Sucht beim Menschen nach Nahrung, lebt aber nicht direkt mit ihm in der Wohnung: die Hausmaus.(Foto: imago/Reiner Bernhardt)
Mittwoch, 21. Januar 2015

Mäuse, Käfer, Bettwanzen : Das Versteckspiel in deutschen Wohnungen

Ein Trappeln im Fußboden? Schwarze Punkte am Tapetenrand? Larven im Bettkasten? Das sind Fälle für Kammerjäger Mario Heising. Im Gespräch mit n-tv.de erzählt der 1. Vorsitzende vom Landesverband Berlin/Brandenburg des Deutschen Schädlingsbekämpfer-Verbands e.V., welche Schädlinge sich bei uns so richtig wohlfühlen, wie man sie loswird und was München und Berlin mit Rom gemeinsam haben.

n-tv.de: Herr Heising, gegen welche Schädlinge müssen Kammerjäger in deutschen Wohnungen am häufigsten vorgehen?

Mario Heising: Gegen Mäuse und gewisse Käferarten.

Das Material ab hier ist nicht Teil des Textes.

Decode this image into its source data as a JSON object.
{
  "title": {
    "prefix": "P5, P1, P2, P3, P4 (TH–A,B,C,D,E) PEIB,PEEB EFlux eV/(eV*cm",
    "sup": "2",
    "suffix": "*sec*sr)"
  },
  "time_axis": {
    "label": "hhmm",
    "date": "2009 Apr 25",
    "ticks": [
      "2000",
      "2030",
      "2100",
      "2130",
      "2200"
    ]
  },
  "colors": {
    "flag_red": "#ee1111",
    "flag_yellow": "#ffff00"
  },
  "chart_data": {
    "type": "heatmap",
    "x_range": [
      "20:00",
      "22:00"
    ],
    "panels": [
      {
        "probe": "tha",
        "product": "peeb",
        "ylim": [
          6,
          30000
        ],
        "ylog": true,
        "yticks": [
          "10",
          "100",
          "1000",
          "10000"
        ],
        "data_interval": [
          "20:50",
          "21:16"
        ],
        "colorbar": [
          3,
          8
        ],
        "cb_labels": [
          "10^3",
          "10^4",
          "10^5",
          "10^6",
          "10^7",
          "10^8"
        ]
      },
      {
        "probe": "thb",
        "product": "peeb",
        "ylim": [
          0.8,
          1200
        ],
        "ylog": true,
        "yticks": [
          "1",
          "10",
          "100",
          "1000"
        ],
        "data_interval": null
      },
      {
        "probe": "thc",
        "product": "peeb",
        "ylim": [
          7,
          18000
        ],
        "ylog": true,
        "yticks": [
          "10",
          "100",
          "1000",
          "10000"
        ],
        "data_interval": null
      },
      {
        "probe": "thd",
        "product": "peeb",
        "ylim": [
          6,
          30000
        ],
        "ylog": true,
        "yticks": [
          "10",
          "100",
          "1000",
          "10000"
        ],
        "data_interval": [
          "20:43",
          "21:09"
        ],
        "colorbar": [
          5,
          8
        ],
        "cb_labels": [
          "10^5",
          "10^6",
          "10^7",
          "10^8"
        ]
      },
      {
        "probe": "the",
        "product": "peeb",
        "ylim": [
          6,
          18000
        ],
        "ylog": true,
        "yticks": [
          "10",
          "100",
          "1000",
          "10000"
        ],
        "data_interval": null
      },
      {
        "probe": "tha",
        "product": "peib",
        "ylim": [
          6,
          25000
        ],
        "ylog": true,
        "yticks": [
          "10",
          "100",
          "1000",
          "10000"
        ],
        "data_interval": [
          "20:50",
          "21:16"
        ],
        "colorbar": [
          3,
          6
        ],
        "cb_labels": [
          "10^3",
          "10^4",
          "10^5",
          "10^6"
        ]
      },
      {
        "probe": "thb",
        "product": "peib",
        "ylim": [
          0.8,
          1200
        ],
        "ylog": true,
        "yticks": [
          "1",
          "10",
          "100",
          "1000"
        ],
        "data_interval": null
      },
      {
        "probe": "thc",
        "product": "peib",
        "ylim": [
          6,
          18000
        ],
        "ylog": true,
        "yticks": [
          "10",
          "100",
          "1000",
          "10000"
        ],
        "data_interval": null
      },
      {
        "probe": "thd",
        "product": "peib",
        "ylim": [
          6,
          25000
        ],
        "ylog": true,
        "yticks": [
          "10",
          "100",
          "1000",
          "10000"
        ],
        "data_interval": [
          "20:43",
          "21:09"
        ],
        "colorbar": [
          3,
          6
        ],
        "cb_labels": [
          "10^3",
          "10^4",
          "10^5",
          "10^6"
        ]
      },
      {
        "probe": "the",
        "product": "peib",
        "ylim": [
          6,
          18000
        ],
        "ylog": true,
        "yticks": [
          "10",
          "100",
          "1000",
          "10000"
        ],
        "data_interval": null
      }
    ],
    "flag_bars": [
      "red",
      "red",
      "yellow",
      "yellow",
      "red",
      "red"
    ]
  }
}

Mäuse? Da sind also nicht vor allem Haushalte in Park- oder Waldnähe betroffen?

Nein, damit hat das gar nichts zu tun. Eine Maus fühlt sich in Großstädten sehr wohl, gerade in Citybereichen, wo sehr viel Gastronomie und Gewerbe angesiedelt ist. Auch in Fernbahnhöfen und Gleistrassen tummeln sich Mäuse gern.

Und die kommen auch in höhere Stockwerke?

Knabber- und Laufgeräusche unter den Dielen? Das könnten Mäuse sein - oder auch mal eine Ratte ...
Knabber- und Laufgeräusche unter den Dielen? Das könnten Mäuse sein - oder auch mal eine Ratte ...

Ja, das ist für Mäuse kein Problem. Die Maus besiedelt entweder vom Dachboden oder vom Keller ausgehend. In der Regel gibt es heutzutage ja sehr viele Versorgungsschächte und Leitungen in den Wohnungen; die Rohre sieht man ja nicht mehr, da ist alles verkleidet. Diese Wege nutzen die Tiere. Und dann kommen sie über Ritzen in den Dielen oder den Eckleistenbereich oder Heizungsrohr-Durchbrüche in die Wohnung. Das merken die Menschen meist gar nicht so sehr, denn Mäuse wohnen ja nicht direkt mit uns in der Wohnung, sondern unter den Dielen oder im Versorgungsschacht.

Man sieht die Mäuse also erst, wenn es schon recht viele sind?

Ja, genau. Vielleicht bemerkt man auch zuerst ihre Hinterlassenschaften, wie zum Beispiel Kötel. Manchmal werden wir auch gerufen, weil die Menschen Knabber- und Laufgeräusche im Fußboden hören. Das sind dann in der Regel auch Mäuse, aber es kann auch sein, dass mal eine Ratte diesen Weg gefunden hat.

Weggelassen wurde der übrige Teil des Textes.